Ghana : « Je suis en position. » Brésil : « OK. Quelle est la marche à suivre ? » Allemagne : « On attend. » Il est 20 h 45, ce jeudi 15 décembre 2022, à Brasilia. Le soleil est couché, l’orage menace. Dans cette capitale à l’architecture futuriste, à quelques jours des vacances d’été, tout est calme et silencieux. Sereine, la cité s’assoupit, emplie de parfums boisés de la savane du Cerrado. Mais dans l’obscurité, six hommes sont à l’affût, dispersés en plusieurs points de la ville. Chacun dispose d’un nom de code – « Allemagne », « Argentine », « Autriche », « Brésil », « Ghana » et « Japon » –, d’un smartphone enregistré au nom d’un tiers, d’armes de poing et d’explosifs. Tapis dans l’ombre, ils attendent le passage d’un véhicule.

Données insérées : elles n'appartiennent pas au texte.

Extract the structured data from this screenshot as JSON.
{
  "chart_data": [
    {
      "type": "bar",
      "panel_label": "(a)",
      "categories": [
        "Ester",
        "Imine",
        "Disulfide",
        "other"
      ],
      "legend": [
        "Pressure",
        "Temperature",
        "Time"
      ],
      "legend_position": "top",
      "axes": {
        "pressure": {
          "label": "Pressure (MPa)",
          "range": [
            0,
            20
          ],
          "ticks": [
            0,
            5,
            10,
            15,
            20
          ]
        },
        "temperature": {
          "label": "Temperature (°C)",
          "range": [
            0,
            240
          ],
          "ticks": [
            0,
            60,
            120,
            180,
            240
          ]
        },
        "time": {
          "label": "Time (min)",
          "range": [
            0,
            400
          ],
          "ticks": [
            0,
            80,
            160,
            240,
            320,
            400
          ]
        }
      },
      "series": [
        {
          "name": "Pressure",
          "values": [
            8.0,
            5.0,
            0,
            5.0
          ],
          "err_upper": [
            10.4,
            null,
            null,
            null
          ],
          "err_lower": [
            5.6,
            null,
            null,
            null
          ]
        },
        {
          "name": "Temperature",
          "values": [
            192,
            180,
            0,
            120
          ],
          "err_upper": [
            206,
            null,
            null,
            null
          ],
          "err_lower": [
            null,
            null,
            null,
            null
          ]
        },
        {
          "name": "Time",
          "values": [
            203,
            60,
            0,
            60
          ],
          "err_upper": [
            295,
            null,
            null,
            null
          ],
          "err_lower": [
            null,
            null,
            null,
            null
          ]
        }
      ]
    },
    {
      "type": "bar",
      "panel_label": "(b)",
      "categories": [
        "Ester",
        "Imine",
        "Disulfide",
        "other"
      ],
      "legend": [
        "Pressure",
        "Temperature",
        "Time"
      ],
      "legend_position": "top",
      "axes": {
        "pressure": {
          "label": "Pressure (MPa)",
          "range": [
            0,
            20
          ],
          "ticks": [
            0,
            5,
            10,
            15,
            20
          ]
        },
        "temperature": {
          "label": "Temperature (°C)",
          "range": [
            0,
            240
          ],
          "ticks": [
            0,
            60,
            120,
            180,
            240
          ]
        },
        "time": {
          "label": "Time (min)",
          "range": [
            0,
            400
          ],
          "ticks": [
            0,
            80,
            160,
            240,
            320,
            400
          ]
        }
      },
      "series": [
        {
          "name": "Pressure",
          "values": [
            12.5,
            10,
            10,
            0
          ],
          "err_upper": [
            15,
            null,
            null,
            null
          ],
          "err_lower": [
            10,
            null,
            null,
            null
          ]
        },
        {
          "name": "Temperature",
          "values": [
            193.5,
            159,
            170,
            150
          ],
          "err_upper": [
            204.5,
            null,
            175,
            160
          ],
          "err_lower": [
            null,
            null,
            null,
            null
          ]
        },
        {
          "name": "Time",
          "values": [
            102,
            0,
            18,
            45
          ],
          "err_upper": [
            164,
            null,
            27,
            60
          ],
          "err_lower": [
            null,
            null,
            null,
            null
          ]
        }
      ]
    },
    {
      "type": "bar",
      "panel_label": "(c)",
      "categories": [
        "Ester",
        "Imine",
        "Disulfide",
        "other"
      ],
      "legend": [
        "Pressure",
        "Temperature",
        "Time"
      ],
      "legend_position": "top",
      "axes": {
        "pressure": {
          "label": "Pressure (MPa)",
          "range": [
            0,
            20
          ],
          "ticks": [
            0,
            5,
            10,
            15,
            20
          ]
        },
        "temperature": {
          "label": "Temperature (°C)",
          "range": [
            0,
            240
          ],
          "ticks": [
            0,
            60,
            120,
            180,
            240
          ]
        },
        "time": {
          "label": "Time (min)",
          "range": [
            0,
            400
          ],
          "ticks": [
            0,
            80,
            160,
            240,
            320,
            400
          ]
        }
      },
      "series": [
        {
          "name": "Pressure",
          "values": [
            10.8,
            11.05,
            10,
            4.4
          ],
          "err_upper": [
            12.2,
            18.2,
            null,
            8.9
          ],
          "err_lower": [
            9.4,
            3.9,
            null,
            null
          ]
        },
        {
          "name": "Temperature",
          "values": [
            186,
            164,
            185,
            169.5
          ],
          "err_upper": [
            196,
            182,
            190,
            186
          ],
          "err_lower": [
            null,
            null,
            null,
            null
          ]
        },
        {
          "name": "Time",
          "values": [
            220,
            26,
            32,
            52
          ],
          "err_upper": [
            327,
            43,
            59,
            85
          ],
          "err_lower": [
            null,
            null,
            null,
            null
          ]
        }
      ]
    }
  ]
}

Leur objectif ? Sonner le début d’un coup d’Etat.

En ligne de mire, Alexandre de Moraes, puissant juge au Tribunal suprême fédéral (TSF) et président du Tribunal supérieur électoral (TSE), mais aussi Luiz Inacio Lula da Silva et son colistier Geraldo Alckmin, vainqueurs de la présidentielle d’octobre 2022, et qui doivent prendre leurs fonctions quinze jours plus tard, le 1er janvier 2023. Tous ont vocation à être capturés ou assassinés afin que le chef de l’Etat sortant, Jair Bolsonaro, se maintienne au pouvoir malgré sa défaite dans les urnes.

Vertigineuses et gravissimes, ces révélations sont issues d’un rapport de la police fédérale brésilienne dévoilé le 26 novembre. Celui-ci fait la lumière sur un projet de putsch orchestré en 2022 au plus haut sommet de l’Etat, et qui a manqué de peu d’aboutir. Le Monde a consulté les 884 pages de ce document explosif, qui relate cette période où l’histoire du Brésil a failli basculer.